I have told the story several times in this space. One of the big three drug chain’s inventory system was so “disciplined” that it created total inventory mis-management at the local level.

The Phoenix district of this retailer included the largely retirement area of Scottsdale and the largely college area of Tempe. The product in question sold very well in the Tempe stores and not at all in the Scottsdale stores. The Tempe stores could not stay in stock between deliveries. The Scottsdale stores had over a year’s inventory. The district manager wanted to move merchandise between the stores but was forbidden. The DM also wanted to increase the replenishment levels in the Tempe stores but was told that only the buyer could do that and only on a national basis.

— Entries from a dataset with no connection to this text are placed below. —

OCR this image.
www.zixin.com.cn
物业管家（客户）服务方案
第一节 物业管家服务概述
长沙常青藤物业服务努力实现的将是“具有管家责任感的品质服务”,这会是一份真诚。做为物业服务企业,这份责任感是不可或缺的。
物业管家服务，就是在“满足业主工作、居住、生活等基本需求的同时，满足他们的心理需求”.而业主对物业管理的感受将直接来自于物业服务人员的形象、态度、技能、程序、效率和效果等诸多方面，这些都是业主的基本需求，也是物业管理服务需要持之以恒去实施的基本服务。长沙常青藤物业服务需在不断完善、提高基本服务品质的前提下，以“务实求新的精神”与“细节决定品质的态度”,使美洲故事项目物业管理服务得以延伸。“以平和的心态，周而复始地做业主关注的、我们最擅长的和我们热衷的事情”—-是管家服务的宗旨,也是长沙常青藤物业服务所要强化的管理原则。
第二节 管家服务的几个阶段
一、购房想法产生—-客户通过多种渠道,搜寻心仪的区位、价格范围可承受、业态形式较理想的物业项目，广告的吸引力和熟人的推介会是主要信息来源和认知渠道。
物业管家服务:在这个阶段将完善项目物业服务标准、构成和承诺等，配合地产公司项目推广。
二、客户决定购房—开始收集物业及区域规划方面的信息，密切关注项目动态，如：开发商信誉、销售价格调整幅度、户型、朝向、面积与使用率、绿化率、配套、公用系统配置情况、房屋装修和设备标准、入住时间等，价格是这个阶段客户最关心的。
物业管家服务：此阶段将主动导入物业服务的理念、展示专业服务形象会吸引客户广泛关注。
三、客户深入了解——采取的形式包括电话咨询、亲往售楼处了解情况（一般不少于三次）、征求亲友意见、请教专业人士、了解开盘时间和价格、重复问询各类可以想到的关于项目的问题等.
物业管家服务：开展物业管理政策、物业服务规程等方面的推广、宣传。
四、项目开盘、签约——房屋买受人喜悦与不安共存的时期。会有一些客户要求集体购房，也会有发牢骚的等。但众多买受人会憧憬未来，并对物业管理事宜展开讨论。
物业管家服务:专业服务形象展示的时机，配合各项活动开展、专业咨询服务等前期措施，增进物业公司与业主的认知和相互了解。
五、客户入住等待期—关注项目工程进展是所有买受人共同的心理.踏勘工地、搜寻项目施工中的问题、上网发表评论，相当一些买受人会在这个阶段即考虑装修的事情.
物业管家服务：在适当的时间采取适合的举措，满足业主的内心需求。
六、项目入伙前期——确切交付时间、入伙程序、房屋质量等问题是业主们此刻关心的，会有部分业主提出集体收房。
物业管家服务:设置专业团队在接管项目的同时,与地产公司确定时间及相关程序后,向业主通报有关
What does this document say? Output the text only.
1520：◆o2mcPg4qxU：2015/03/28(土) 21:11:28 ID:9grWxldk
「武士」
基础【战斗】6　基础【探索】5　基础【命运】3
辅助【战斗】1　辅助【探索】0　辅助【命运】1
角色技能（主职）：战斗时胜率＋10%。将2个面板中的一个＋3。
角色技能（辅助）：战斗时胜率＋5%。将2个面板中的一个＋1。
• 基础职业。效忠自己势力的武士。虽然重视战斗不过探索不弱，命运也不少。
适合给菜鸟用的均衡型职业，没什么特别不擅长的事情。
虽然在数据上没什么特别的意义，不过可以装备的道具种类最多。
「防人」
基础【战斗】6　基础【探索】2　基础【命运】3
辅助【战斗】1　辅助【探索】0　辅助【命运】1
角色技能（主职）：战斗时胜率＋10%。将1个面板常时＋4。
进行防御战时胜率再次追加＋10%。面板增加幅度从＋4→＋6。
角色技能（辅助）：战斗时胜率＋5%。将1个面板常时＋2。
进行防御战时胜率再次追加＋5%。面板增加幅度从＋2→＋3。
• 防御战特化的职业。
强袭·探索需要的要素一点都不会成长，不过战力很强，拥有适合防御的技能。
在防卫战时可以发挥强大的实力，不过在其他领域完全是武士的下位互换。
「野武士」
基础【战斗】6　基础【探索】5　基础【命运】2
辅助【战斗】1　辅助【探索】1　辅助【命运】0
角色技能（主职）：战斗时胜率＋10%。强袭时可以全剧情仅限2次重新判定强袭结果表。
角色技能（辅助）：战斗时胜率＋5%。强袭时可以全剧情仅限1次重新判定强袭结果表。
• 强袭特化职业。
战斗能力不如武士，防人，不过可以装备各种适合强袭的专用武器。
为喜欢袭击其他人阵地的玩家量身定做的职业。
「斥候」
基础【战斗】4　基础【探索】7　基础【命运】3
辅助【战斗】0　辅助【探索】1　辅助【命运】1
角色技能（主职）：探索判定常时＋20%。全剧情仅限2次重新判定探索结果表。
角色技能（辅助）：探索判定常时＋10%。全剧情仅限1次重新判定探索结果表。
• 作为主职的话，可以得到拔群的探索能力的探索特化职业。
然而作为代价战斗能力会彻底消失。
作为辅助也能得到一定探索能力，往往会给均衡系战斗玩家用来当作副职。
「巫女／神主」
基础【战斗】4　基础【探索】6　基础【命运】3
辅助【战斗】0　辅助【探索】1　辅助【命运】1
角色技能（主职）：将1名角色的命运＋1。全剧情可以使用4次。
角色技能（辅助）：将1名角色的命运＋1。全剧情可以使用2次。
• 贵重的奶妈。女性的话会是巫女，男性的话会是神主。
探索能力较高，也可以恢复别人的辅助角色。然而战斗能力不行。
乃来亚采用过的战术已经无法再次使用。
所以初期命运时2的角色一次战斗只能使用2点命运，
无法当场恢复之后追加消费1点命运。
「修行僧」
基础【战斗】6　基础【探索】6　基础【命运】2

Clearly, if this retailer was truly focused on inventory discipline, they would be making local (store by store) decisions that would have reduced overall inventory and increased sales.

Craig Sundstrom
Craig Sundstrom
14 years ago

The article (and to some extent the responses) seems to be confusing different types of “localizing”: there is a localizing of tastes/preferences (Cincy likes plaid, Philly likes stripes,etc.) where there is substitutability, and then there is a localization of size/product (the old “snowblowers in Miami” anecdote) where there is none; needless to say, the former is open to “marketing” efforts, while the latter is not. Beyond this basic point, inventory is a numbers game: is the likelihood of a sale to a fringe demographic worth the cost of stocking for that group? Clearly it depends on both the likelihood and the cost(s).

What I found interesting/disturbing in the article is the comment that someone can localize (a small) part of their inventory and “create the impression” of something more: Argh! Sad to see that many retailers are (still) more into APPEARING to offer service than actually offering it.

Ted Hurlbut
Ted Hurlbut
14 years ago

I’m in complete agreement with Bill Emerson. “The challenge of localization is organizational. How many merchants/planners are in the organization, where are they located, what are their reward structures, etc, etc.”

Localization is great in theory, but something very different in practice. In practice, it’s hard to envision localization being executed to exclude certain SKUs in favor of others, so assortments and inventories do grow, and it’s still not clear to me that localization leads to the net sales increase necessary to support that increase in inventory.

As I’ve written before about localization, “I very much believe that the jury is still out on localization. The fact is that certain economies of scale are inevitably lost with localization, and the benefits are unclear across the full store base of almost every chain. It seems to be a qualitative objective whose financial impact has yet to be fully quantified. Given the competitive environment we’re likely to see for the foreseeable future, every economy will be essential to meet competitive price points, and that’s something that can be quantified.”